During Mr. Shulman’s tenure, the financial world witnessed two developments: the almost complete capitulation of the Swiss banking industry to the IRS, and what has been essentially a world-wide muted objection to FATCA itself, and the fact that for the most part, the international financial community is rolling over by spending billions of dollars to make their IT systems compatible with the reporting requirements of FATCA.
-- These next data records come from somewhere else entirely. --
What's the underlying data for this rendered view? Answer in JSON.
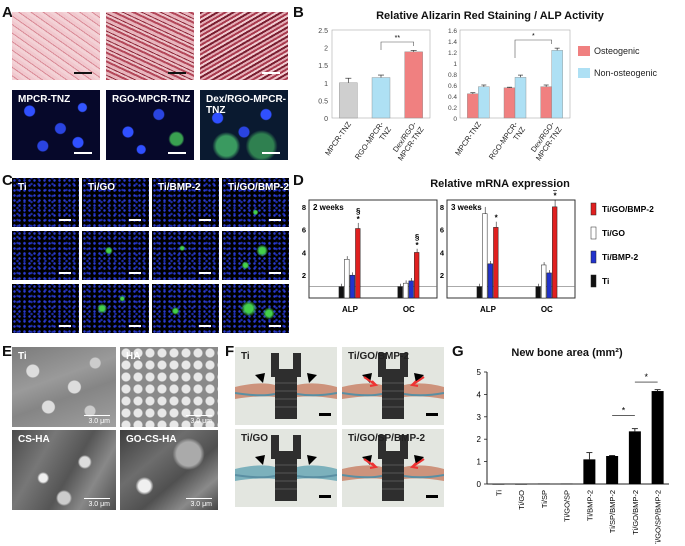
{
  "panels": {
    "A": "A",
    "B": "B",
    "C": "C",
    "D": "D",
    "E": "E",
    "F": "F",
    "G": "G"
  },
  "panelA": {
    "labels": [
      "MPCR-TNZ",
      "RGO-MPCR-TNZ",
      "Dex/RGO-MPCR-TNZ"
    ]
  },
  "panelC": {
    "labels": [
      "Ti",
      "Ti/GO",
      "Ti/BMP-2",
      "Ti/GO/BMP-2"
    ]
  },
  "panelE": {
    "labels": [
      "Ti",
      "HA",
      "CS-HA",
      "GO-CS-HA"
    ],
    "scale": "3.0 μm"
  },
  "panelF": {
    "labels": [
      "Ti",
      "Ti/GO/BMP-2",
      "Ti/GO",
      "Ti/GO/SP/BMP-2"
    ]
  },
  "colors": {
    "osteogenic": "#f08080",
    "non_osteogenic": "#aee0f4",
    "gray_bar": "#cfcfcf",
    "tigobmp2": "#e02020",
    "tigo": "#ffffff",
    "tibmp2": "#2233cc",
    "ti": "#111111"
  },
  "chart_data": [
    {
      "id": "B-left",
      "type": "bar",
      "title": "Relative Alizarin Red Staining / ALP Activity",
      "categories": [
        "MPCR-TNZ",
        "RGO-MPCR-TNZ",
        "Dex/RGO-MPCR-TNZ"
      ],
      "values": [
        1.0,
        1.15,
        1.88
      ],
      "errors": [
        0.13,
        0.07,
        0.04
      ],
      "bar_colors": [
        "#cfcfcf",
        "#aee0f4",
        "#f08080"
      ],
      "ylim": [
        0,
        2.5
      ],
      "yticks": [
        "0",
        "0.5",
        "1",
        "1.5",
        "2",
        "2.5"
      ],
      "annotation": "**"
    },
    {
      "id": "B-right",
      "type": "bar",
      "categories": [
        "MPCR-TNZ",
        "RGO-MPCR-TNZ",
        "Dex/RGO-MPCR-TNZ"
      ],
      "series": [
        {
          "name": "Osteogenic",
          "values": [
            0.44,
            0.55,
            0.57
          ],
          "errors": [
            0.02,
            0.01,
            0.03
          ]
        },
        {
          "name": "Non-osteogenic",
          "values": [
            0.57,
            0.74,
            1.23
          ],
          "errors": [
            0.03,
            0.04,
            0.04
          ]
        }
      ],
      "ylim": [
        0,
        1.6
      ],
      "yticks": [
        "0",
        "0.2",
        "0.4",
        "0.6",
        "0.8",
        "1",
        "1.2",
        "1.4",
        "1.6"
      ],
      "annotation": "*",
      "legend": [
        "Osteogenic",
        "Non-osteogenic"
      ]
    },
    {
      "id": "D",
      "type": "bar",
      "title": "Relative mRNA expression",
      "subplots": [
        {
          "label": "2 weeks",
          "groups": [
            "ALP",
            "OC"
          ],
          "series": [
            {
              "name": "Ti",
              "values": [
                1.0,
                1.0
              ]
            },
            {
              "name": "Ti/BMP-2",
              "values": [
                2.0,
                1.5
              ]
            },
            {
              "name": "Ti/GO",
              "values": [
                3.4,
                1.3
              ]
            },
            {
              "name": "Ti/GO/BMP-2",
              "values": [
                6.1,
                4.0
              ]
            }
          ]
        },
        {
          "label": "3 weeks",
          "groups": [
            "ALP",
            "OC"
          ],
          "series": [
            {
              "name": "Ti",
              "values": [
                1.0,
                1.0
              ]
            },
            {
              "name": "Ti/BMP-2",
              "values": [
                3.0,
                2.2
              ]
            },
            {
              "name": "Ti/GO",
              "values": [
                7.4,
                2.9
              ]
            },
            {
              "name": "Ti/GO/BMP-2",
              "values": [
                6.2,
                8.0
              ]
            }
          ]
        }
      ],
      "ylim": [
        0,
        8
      ],
      "yticks": [
        "2",
        "4",
        "6",
        "8"
      ],
      "legend": [
        "Ti/GO/BMP-2",
        "Ti/GO",
        "Ti/BMP-2",
        "Ti"
      ],
      "markers": [
        "§",
        "*"
      ]
    },
    {
      "id": "G",
      "type": "bar",
      "title": "New bone area (mm²)",
      "categories": [
        "Ti",
        "Ti/GO",
        "Ti/SP",
        "Ti/GO/SP",
        "Ti/BMP-2",
        "Ti/SP/BMP-2",
        "Ti/GO/BMP-2",
        "Ti/GO/SP/BMP-2"
      ],
      "values": [
        0,
        0,
        0.02,
        0.02,
        1.1,
        1.25,
        2.35,
        4.15
      ],
      "errors": [
        0,
        0,
        0,
        0,
        0.3,
        0.02,
        0.12,
        0.06
      ],
      "ylim": [
        0,
        5
      ],
      "yticks": [
        "0",
        "1",
        "2",
        "3",
        "4",
        "5"
      ],
      "annotation": "*"
    }
  ]
}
For decades, IRS management has been worried about the Service’s ability to do its job efficiently if everyone was permitted to continue to file paper returns. E-filing has helped here but the IRS still has a long way to go. In this regard, the IRS was surely bluffing when FATCA came on the scene and the agency announced that every bank in the world had to become a withholding agent for the U.S. government and enter into a separate FFI Agreement with the IRS National Office by January 2013. It would be hard to imagine Congress authorizing the IRS to hire the number of people necessary to make that happen at all. And while that date has been pushed back more than a year, the real action with FATCA is in the area of intergovernmental agreements, or IGA's. Just yesterday, the Treasury Department boasted in a press release that it was engaged with 50 separate countries to negotiate a country by country exchange of information agreement under which there would be an automatic exchange of information between the US and each country so that bureaucrats all over the world could find out which of its respective citizens might be playing fast and loose with undisclosed bank accounts and avoiding US taxes on the one hand or foreign taxes in their own respective countries.
What Mr. Shulman is likely most proud of is the fact that under his watch, the international financial community has taken a giant leap forward to establish a virtual international banking data base available to US law enforcement agencies and "FATCA Partner" countries.